About the author

J Sawyer is a developer based in Houston, TX and loves to write code, especially ASP.NET and other web-related stuff. He is currently working on implementing Team Foundation Server at a large energy company in Houston and is loving that too.

He also loves to ride his Yamaha FZ1. And sometimes his Ninja 650.

But he doesn't code and ride at the same time. That would be bad.

Exporting Work Items for a Project Template

February 3, 2010 4:33 PM

There comes a time in every TFS implementation where you need to create your own set of default project work items in your template. You can do this straight in the XML by editing workitems.xml in your process template’s Work Item Tracking folder. I said you could, not that you’d actually want to! You can also use the Process Editor to add them one at a time like you do with the Team Foundation client. Uggh. Wouldn’t it be better just to use Excel to put them into a scratch, temporary TF Project? I certainly think so; I can enter work items in Excel a lot faster than I can in the TF Client (or in the Process Editor).

I did some looking about thinking that someone must have solved this already and posted some code, open source, whatever. There was one result that looked promising but … the URL didn’t work (so I’m not posting it here). <Heavy Sigh>

Oh well, time to pop open Visual Studio and start coding …

It turned out that it was pretty easy, in fact. In the sample below, you take a raw work item query (in WIQL) and get the list of work items that you want to export with the columns that you also want to export. The order doesn’t matter. From there, you execute the query against the Work Item Store to get the list of work items. Loop over them and write to XML in the format that the project template uses.

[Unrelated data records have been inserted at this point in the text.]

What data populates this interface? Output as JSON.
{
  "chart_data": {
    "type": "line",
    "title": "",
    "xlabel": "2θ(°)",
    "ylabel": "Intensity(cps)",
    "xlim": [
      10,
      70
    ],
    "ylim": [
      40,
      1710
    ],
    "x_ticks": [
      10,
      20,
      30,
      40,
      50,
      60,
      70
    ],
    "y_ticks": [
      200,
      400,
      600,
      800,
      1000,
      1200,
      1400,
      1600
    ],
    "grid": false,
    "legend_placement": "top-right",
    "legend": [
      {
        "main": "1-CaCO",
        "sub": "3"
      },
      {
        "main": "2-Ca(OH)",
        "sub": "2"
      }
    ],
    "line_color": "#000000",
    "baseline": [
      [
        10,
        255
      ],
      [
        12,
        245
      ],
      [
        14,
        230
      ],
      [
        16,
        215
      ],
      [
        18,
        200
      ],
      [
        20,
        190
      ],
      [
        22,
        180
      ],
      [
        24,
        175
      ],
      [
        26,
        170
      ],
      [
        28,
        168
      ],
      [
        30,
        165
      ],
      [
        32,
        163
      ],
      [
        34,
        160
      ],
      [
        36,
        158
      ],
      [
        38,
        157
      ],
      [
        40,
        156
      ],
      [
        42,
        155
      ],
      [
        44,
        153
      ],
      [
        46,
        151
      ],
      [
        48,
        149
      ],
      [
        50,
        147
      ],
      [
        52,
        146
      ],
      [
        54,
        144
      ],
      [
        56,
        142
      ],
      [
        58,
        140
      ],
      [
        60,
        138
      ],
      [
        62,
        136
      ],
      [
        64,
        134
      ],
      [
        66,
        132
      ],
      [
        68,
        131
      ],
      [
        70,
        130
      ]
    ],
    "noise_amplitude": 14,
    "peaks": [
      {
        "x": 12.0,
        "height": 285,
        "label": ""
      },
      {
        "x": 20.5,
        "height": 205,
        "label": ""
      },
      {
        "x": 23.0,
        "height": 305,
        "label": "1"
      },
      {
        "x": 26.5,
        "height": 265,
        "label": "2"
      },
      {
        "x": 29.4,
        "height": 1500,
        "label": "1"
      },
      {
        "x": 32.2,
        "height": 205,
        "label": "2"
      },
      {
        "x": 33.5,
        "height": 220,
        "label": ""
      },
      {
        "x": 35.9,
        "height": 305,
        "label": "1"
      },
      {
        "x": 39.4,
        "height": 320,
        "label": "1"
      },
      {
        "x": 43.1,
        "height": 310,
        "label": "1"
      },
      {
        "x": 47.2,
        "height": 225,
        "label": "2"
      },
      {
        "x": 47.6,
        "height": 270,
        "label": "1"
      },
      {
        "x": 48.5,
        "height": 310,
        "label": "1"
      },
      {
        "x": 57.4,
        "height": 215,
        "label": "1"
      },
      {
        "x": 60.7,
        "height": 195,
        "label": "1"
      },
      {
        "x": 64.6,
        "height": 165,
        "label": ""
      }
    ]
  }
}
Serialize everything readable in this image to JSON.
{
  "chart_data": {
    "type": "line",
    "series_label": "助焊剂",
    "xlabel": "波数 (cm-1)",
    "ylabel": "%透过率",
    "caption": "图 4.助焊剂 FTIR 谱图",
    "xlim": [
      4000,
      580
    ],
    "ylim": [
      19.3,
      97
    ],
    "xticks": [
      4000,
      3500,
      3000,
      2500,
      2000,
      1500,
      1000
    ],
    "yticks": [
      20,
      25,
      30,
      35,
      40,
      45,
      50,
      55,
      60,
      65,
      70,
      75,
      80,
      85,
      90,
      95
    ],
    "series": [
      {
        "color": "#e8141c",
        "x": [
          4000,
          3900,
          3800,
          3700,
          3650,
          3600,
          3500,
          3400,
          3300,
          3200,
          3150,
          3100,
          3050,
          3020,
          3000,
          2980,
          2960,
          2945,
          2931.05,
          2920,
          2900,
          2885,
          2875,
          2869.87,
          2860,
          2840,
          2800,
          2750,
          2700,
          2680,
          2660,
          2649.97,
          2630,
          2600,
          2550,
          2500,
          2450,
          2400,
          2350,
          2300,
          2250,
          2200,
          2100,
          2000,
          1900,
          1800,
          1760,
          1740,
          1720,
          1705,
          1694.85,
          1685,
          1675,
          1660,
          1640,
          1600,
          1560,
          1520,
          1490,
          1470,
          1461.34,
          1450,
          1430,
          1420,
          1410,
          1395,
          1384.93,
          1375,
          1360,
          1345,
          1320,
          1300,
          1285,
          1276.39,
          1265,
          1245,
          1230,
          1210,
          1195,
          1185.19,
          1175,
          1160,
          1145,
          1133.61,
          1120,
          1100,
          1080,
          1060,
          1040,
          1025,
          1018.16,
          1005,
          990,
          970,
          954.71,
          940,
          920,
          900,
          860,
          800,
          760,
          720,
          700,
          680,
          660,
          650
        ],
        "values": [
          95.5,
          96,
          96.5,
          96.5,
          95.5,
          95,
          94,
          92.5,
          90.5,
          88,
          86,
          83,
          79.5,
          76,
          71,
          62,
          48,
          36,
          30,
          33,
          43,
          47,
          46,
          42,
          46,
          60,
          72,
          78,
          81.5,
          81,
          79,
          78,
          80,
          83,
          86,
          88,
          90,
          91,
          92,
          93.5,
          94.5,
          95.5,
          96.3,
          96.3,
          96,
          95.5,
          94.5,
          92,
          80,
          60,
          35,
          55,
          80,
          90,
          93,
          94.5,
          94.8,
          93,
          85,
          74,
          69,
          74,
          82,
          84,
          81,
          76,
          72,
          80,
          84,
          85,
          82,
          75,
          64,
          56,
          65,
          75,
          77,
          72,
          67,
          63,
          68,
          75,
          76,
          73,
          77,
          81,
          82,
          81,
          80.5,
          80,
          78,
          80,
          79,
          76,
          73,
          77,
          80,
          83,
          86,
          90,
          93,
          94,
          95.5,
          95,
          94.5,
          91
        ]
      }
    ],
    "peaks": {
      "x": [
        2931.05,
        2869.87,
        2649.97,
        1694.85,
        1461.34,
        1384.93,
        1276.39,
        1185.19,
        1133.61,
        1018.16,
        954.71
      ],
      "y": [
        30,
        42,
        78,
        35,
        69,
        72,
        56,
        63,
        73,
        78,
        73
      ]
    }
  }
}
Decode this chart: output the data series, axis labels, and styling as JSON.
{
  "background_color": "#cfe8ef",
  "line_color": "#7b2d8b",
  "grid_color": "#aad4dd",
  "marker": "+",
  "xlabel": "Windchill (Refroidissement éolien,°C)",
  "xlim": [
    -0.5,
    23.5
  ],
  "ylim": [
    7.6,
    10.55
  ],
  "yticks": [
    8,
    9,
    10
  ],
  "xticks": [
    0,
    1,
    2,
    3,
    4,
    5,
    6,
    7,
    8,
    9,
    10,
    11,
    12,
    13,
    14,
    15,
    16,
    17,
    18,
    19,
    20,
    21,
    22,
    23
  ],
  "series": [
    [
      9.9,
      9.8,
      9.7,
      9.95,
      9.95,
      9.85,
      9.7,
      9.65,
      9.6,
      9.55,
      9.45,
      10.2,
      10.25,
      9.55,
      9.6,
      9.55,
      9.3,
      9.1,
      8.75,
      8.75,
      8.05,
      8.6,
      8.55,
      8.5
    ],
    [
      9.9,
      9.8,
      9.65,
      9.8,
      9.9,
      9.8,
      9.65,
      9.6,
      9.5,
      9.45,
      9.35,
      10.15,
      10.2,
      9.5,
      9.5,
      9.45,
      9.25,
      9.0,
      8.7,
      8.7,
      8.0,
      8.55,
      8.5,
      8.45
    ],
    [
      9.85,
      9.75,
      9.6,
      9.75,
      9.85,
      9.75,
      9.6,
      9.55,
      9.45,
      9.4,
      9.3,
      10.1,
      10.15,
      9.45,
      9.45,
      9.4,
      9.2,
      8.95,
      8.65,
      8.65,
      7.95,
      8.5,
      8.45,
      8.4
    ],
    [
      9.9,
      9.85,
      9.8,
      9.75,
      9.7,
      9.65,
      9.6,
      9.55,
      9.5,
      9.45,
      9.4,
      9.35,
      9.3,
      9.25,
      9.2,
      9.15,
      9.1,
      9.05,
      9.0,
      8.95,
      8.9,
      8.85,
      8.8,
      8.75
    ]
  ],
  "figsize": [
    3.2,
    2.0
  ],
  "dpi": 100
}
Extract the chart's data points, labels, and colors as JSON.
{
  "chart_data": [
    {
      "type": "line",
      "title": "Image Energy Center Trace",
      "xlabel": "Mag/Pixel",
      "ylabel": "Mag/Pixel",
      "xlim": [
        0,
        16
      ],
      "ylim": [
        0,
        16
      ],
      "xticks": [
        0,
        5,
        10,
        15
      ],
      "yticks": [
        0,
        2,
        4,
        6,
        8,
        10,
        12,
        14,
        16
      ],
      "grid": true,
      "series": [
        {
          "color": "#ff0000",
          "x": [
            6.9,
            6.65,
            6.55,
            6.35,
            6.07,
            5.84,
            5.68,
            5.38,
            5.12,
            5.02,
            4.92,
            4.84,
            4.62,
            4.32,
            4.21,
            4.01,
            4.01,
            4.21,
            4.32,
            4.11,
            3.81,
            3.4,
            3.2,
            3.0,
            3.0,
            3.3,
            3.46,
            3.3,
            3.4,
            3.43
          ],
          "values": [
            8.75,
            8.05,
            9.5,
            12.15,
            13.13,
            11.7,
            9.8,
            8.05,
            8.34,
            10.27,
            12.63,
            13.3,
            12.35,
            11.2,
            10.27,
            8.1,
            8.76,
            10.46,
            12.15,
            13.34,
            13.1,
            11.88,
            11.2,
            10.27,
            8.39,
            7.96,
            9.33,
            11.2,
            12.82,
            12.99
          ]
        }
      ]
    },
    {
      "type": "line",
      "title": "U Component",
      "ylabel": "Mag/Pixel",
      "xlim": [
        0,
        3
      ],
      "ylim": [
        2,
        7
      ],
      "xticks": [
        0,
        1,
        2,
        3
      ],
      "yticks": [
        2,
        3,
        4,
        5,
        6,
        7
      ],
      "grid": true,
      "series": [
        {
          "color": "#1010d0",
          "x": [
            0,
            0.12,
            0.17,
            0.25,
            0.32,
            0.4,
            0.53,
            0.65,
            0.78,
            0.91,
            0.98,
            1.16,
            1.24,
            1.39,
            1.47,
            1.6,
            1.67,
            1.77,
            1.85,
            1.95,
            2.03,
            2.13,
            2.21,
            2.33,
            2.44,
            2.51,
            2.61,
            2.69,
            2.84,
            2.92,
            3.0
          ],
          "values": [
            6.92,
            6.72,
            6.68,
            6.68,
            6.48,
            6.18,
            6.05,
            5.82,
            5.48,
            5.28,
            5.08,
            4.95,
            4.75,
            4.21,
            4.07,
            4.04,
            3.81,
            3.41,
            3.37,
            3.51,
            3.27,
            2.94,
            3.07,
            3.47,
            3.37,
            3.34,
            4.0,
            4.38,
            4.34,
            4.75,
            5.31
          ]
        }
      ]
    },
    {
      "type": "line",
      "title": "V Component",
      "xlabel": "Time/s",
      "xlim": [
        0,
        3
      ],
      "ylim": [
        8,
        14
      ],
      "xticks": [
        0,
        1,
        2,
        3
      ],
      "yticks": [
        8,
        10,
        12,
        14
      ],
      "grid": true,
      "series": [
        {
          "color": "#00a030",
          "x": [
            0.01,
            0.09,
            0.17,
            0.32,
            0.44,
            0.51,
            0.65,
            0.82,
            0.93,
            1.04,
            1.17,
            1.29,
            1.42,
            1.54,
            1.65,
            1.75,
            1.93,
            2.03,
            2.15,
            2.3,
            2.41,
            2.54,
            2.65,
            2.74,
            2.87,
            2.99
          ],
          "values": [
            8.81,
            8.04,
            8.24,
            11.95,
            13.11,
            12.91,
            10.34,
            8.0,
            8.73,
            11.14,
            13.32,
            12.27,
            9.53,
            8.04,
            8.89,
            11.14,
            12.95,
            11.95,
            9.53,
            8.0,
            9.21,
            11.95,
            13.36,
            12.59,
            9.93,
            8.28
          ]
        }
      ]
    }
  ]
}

It is, for the most part, really that simple. There are only 2 things that you really have to watch out for. First, the project name should be replaced with a marker for the target project name  ($$PROJECTNAME$$). Second, you need to make sure that the field is applicable to the work item type. This is something that you need to be especially aware of if you have multiple work item types in your default work item set. With all of that … I am proud to present to you … the actual code (exception handling removed for clarity … put yours in!)

public void Export(
    string serverName, string projectName, string filePath, string WIQL)
{
    TeamFoundationServer tfs = TeamFoundationServerFactory.GetServer(
                            serverName, 
                            new UICredentialsProvider() );
    tfs.Authenticate();
    WorkItemStore store = 
        (WorkItemStore)tfs.GetService(typeof(WorkItemStore));
    WorkItemCollection workItems = store.Query(WIQL);
    using (System.IO.Stream output = 
        System.IO.File.Open(filePath, 
            System.IO.FileMode.Create, 
            System.IO.FileAccess.ReadWrite))
    {
        using (XmlWriter writer = XmlWriter.Create(output))
        {
            writer.WriteStartDocument(true);
            writer.WriteStartElement("WORKITEMS");
            WriteWorkItems(projectName, workItems, writer);
            writer.Flush();
            writer.Close();
        }
        
    }
}

private static void WriteWorkItems(string projectName, 
    WorkItemCollection workItems, XmlWriter writer)
{
    for (int i = 0; i < workItems.Count; i++)
    {
        var workItem = workItems[0];
        writer.WriteStartElement("WI");
        writer.WriteAttributeString("type", workItem.Type.Name);
        foreach (FieldDefinition field in workItems.DisplayFields)
        {
            if (workItem.Fields.Contains(field.Name))
            {
                writer.WriteStartElement("FIELD");
                writer.WriteAttributeString("refname", field.ReferenceName);
                writer.WriteAttributeString("value", 
                    workItem.Fields[field.Name].Value.ToString().Replace(
                            projectName, "$$PROJECTNAME$$"));
                writer.WriteEndElement();
            }
        }
        writer.WriteEndElement();
    }
}
In the immortal words of Porky Pig … That’s all folks!